POET-DSM has signed on the International Technology Group ANDRITZ, to supply a two-step biomass treatment process for the commercial-scale cellulosic bioethanol plant under construction in Emmetsburg, Iowa known as Project LIBERTY. The technology was designed to help draw out available sugar in the collected biomass, in this case corn stover, corn cobs, and husks, so it can be converted into cellulosic ethanol.
The ANDRITZ technology is a two-stage process that includes a vertical reactor, an interstage washer and then the continuous steam explosion technology (Advanced SteamEx process) to draw out available sugars from the cellulose material. It’s those sugars combined with Project LIBERTY’s enzyme and yeast technologies – that will get converted into ethanol.
“We’ve been working with ANDRITZ for over four years, collaborating on the development for a treatment process that aligns with our conversion technology development here at POET-DSM, and we selected them to provide that treatment process,” said James Moe, POET-DSM board member. “We’re happy to have them on-board. To say this has been quite a process is an understatement.”
Jay Miele, VP and General Manager with ANDRITZ Inc. added, “Our design teams have been working closely together over the past four years to optimize our Advanced Steam-Ex pretreatment technology for Project LIBERTY. POET-DSM’s dedication to becoming a leader in cellulosic bio-ethanol is quite evident to us. We look forward to successfully completing our part of the delivery for Project LIBERTY, and we are eager to work together on future projects.”

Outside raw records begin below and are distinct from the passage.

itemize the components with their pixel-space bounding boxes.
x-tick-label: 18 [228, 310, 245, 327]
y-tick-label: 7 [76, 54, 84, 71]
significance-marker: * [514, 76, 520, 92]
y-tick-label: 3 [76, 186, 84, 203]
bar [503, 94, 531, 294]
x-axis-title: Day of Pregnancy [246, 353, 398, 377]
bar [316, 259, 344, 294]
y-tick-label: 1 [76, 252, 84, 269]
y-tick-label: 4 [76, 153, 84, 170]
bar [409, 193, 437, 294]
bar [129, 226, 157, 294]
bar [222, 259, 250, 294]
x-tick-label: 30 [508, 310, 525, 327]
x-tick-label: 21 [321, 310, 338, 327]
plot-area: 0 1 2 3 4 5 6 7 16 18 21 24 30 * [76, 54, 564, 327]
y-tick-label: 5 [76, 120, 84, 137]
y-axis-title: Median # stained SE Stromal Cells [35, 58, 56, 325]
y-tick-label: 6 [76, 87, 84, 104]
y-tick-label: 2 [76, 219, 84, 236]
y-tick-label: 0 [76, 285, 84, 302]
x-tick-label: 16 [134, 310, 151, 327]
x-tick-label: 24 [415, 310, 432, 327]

Constructed is scheduled to be complete in late 2013. In preparation, local farmers are increasing the amount of biomass delivered to the site in an effort to fine-tune storage efforts and refine the biomass collection process. Harvest goals for this fall were to collect nearly 85,000 tons of corn cobs and light stover. Eventually, the biorefinery will need nearly 285,000 tons of biomass per year once at full production capacity of 20 million gallons per year.